Boris Faure, ancien premier secrétaire de la fédération PS des Français de l'étranger. Agressé à coups de casque par le député M’jid El Guerrab, il témoignage dans un livre, “Coups de casque” aux éditions VA.

Boris Faure
Boris Faure, invité d’André Bercoff dans "Bercoff dans tous ses états” sur Sud Radio.

"On est le 30 août 2017 rue Broca dans le centre de Paris et je sors d’une séance chez mon psychanalyste", raconte Boris Faure. "Je le fais depuis deux ou trois mois parce qu’à ce moment-là je veux écrire. Je veux devenir romancier, je me dis que la psychanalyse peut m’aider. Donc je sors du cabinet de mon psychanalyste", explique-t-il au micro de Sud Radio.

"150 mètres plus loin, devant la bar le Broca, je tombe sur M’jid El Guerrab, avec qui un différend politique existe depuis son départ fracassant du parti Socialiste", raconte l’ancien premier secrétaire de la fédération PS des Français de l'étranger. "Quand je le vois là par hasard, je me dis que je vais traverser la rue pour aller le saluer".

 

Plusieurs litiges entre Boris Faure et M'jid El Guerrab

"De manière synthétique, nous avons la circonscription Afrique du Nord, Afrique de l’Ouest des Français de l’étranger. Cette circonscription, à l’automne 2016, est extrêmement convoitée. J’obtiens, en tant que premier secrétaire des Français de l’étrangers, de la part de François Hollande, l’autorisation que ce soit les militants qui désignent leur candidat", explique-t-il. "Ce qui est la voie la plus démocratique pour désigner un candidat", juge-t-il.

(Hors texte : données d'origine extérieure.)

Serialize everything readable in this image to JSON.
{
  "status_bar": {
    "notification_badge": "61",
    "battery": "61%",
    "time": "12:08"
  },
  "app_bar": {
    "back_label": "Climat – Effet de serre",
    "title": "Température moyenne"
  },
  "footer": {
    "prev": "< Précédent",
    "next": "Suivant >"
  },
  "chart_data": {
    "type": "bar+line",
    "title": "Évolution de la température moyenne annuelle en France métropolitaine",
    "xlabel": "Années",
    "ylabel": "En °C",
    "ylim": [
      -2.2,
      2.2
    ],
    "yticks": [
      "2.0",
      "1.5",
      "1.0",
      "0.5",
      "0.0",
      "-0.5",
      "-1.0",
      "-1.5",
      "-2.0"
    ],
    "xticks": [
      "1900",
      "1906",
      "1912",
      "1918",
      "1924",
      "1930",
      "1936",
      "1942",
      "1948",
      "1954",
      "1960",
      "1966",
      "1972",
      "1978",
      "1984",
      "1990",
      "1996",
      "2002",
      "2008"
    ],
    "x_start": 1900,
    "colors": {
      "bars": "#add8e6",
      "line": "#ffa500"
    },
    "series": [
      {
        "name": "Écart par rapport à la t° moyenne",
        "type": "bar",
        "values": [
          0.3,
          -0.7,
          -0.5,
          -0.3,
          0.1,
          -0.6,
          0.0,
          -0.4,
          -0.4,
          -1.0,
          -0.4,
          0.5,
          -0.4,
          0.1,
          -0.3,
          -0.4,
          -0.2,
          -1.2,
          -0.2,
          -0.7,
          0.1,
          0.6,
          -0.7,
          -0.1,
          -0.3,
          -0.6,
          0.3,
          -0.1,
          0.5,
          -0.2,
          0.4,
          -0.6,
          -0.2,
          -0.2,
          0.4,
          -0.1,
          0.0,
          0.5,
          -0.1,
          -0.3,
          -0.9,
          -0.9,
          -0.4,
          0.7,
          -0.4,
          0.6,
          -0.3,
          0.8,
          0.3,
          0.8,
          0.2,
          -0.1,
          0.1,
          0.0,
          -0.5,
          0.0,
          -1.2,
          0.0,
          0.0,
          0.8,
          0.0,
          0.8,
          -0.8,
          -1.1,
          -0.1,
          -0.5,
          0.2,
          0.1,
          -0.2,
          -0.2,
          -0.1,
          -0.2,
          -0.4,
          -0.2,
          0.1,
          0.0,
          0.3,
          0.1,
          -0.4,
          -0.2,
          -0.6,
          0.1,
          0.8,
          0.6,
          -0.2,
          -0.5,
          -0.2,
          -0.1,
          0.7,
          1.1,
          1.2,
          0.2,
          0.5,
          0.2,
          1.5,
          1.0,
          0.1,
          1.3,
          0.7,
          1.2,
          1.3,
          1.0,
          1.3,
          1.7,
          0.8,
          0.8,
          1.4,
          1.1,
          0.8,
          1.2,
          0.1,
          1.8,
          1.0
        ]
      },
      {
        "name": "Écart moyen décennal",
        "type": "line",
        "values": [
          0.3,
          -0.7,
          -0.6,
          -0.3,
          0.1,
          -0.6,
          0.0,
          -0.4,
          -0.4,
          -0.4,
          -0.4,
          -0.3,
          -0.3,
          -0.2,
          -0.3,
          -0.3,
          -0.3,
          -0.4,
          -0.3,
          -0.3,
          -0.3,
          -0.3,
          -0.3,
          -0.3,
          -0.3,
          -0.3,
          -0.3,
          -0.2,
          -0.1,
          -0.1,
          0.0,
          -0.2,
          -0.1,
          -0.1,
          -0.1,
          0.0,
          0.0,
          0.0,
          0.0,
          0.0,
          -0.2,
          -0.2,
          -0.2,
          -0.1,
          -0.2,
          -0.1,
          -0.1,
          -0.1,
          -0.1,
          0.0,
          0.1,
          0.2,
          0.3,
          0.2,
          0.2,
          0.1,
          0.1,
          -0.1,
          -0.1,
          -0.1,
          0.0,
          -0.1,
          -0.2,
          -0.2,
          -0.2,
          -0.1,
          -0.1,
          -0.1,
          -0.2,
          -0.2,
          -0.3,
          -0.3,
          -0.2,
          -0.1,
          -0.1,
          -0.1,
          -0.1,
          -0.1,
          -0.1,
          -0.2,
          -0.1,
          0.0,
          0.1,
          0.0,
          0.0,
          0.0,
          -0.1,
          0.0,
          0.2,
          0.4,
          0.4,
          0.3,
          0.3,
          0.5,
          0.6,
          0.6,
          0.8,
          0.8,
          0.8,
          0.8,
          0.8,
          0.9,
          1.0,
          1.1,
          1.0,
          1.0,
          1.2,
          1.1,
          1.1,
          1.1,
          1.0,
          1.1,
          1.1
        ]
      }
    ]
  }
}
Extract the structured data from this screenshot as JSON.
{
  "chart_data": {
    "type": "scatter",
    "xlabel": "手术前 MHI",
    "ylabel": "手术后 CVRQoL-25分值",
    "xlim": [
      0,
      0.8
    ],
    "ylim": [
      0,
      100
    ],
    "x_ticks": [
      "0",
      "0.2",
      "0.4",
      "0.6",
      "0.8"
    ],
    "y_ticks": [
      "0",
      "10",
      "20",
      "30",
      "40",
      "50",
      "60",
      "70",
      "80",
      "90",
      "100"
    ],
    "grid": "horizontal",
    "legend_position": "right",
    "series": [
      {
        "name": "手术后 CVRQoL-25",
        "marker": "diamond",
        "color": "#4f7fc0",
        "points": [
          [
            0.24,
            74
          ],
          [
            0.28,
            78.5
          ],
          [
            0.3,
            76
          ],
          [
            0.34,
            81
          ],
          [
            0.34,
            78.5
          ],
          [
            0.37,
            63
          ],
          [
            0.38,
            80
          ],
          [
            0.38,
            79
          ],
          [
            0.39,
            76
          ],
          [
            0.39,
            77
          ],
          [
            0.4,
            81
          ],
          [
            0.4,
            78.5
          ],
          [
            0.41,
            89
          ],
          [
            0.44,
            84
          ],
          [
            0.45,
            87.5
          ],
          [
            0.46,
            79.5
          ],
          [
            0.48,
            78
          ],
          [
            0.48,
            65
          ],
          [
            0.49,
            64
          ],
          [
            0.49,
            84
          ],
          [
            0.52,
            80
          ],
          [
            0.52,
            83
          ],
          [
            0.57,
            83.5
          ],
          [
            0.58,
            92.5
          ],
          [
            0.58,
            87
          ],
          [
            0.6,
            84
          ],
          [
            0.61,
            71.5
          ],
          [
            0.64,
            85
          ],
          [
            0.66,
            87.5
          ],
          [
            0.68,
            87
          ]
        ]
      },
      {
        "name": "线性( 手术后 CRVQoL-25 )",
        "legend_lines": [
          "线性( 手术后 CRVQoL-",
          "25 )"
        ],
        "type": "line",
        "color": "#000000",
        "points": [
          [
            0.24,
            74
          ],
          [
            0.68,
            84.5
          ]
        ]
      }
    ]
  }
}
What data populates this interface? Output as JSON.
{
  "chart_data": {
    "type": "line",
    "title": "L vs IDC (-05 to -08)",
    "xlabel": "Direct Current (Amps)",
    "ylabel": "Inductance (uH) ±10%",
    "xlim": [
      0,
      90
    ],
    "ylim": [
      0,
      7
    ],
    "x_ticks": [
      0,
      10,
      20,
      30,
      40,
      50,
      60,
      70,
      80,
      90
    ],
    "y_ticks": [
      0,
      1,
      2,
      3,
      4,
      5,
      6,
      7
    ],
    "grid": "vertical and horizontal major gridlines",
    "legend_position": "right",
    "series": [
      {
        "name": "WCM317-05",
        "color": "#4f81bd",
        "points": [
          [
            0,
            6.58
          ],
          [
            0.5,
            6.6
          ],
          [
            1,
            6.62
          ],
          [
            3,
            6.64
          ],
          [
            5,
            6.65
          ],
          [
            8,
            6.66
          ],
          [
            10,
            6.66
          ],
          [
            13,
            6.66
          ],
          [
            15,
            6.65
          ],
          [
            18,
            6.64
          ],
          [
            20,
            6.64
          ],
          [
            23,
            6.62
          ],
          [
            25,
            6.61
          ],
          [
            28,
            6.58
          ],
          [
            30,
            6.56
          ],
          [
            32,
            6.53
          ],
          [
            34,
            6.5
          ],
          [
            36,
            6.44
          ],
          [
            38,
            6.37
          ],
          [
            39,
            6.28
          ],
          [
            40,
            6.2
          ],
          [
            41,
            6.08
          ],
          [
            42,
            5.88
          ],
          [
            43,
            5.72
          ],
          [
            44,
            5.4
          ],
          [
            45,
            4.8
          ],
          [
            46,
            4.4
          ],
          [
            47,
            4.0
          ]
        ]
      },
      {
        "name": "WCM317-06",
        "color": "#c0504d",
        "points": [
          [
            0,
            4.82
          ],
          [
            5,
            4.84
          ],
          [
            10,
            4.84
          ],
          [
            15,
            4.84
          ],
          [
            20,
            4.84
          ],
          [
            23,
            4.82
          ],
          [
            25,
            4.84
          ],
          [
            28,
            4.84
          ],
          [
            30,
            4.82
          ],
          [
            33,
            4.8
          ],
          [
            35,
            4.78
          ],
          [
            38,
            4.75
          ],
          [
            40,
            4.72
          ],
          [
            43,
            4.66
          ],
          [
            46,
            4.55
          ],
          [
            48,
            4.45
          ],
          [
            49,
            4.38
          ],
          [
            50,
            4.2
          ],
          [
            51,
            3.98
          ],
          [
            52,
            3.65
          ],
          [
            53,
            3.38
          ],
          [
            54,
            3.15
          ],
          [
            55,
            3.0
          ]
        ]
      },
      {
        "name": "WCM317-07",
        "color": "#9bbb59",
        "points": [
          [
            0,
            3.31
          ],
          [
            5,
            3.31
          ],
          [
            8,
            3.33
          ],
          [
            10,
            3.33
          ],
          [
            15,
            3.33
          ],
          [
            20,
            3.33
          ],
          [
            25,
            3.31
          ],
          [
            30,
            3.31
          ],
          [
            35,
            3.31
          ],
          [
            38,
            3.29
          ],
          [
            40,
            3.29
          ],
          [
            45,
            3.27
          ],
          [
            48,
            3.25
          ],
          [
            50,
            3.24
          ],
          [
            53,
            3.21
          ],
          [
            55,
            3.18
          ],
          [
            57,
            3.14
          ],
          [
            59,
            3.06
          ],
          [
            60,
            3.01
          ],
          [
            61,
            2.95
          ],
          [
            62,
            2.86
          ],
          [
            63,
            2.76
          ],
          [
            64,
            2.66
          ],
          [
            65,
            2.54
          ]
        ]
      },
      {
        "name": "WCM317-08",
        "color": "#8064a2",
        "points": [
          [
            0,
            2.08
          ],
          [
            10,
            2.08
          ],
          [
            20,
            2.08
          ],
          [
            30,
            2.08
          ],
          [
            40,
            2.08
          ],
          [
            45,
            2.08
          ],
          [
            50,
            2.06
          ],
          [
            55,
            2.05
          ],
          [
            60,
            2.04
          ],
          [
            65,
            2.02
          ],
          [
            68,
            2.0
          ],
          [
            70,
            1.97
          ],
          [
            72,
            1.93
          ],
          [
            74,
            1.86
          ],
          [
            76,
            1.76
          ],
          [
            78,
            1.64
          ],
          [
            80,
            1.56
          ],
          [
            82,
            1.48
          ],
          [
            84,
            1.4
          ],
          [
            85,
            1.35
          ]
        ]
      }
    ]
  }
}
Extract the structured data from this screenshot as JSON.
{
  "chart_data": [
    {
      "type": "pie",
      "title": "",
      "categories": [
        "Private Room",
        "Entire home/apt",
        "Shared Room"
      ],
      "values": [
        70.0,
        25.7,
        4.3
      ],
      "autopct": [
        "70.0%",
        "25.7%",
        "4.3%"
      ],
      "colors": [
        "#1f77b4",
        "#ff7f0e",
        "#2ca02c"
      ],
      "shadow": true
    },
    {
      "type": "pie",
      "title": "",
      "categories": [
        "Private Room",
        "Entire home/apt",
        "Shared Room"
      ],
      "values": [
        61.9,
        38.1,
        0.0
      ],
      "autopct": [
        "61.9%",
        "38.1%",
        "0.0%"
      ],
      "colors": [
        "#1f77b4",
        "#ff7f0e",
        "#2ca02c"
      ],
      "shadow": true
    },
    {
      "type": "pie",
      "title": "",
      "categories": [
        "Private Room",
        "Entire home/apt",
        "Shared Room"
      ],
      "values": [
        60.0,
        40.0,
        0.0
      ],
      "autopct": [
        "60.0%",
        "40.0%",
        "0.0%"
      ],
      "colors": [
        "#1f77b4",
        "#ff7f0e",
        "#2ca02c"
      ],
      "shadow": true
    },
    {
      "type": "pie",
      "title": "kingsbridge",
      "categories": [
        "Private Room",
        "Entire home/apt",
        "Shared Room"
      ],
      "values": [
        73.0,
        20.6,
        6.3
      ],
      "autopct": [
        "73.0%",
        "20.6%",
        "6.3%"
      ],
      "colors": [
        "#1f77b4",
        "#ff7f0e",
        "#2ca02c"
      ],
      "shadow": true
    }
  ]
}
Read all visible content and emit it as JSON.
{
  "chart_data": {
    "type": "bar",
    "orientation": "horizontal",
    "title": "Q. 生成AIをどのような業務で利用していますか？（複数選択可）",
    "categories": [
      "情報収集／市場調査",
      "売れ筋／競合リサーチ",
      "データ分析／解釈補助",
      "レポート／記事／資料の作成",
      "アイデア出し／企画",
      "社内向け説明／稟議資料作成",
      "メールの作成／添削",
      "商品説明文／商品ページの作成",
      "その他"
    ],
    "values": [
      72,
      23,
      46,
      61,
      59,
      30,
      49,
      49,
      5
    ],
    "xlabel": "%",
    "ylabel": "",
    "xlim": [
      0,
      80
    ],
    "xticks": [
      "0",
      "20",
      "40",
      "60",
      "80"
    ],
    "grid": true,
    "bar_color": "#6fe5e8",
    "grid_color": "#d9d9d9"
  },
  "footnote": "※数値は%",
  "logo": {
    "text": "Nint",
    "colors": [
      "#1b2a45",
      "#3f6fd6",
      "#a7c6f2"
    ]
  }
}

"Il y a 7 candidats qui se présentent dont M’jid El Guerrab et pour dire les choses simplement, il va mettre la pagaille, me traiter de tricheur et démissionner avec fracas de cette primaire avant l’élection, dès lors qu’il comprend qu’il n’est pas en mesure de la gagner. Il fait le mauvais joueur. C’est le premier litige", explique Boris Faure. "Le deuxième litige tient à sa campagne qui est communautariste et je suis républicain. Je dénonce le communautarisme de la campagne. On est au printemps 2017 et on parle des législatives. Il faut juste rappeler que le contexte est un contexte de trahisons multiples".

 

Il était "dans un état de fureur que je n'ai pas vu venir"

"Quand je rencontre M’jid El Guerrab devant ce bar, il y a deux ou trois minutes de conversation où l’on revient sur la législative passée. S’il faut chercher un élément déclencheur, c’est compliqué", juge-t-il. "Je ne suis pas psychiatre mais je pense que c'est le terme de communautarisme sur sa campagne. Je qualifie sa campagne d’ailleurs de communautariste, je ne parle pas de lui. Cela le met dans un état de fureur que je ne vois pas venir. Nous sommes des copains", rappelle-t-il.

"Je suis face à un homme d’1 mètre 90 qui va armer son bras comme un boxeur avec son casque de scooter à la main. Il me frappe violemment au crâne, je recule sur deux mètres et il me poursuit. Il élève son casque comme le dieu Thor dans les franchises Marvel. J’essaie d’en sourire mais c’était tragique. Et il me fracasse le crâne une deuxième fois. Cela va provoquer après coups une hémorragie cérébrale, une des pires qui puisse exister", raconte Boris Faure.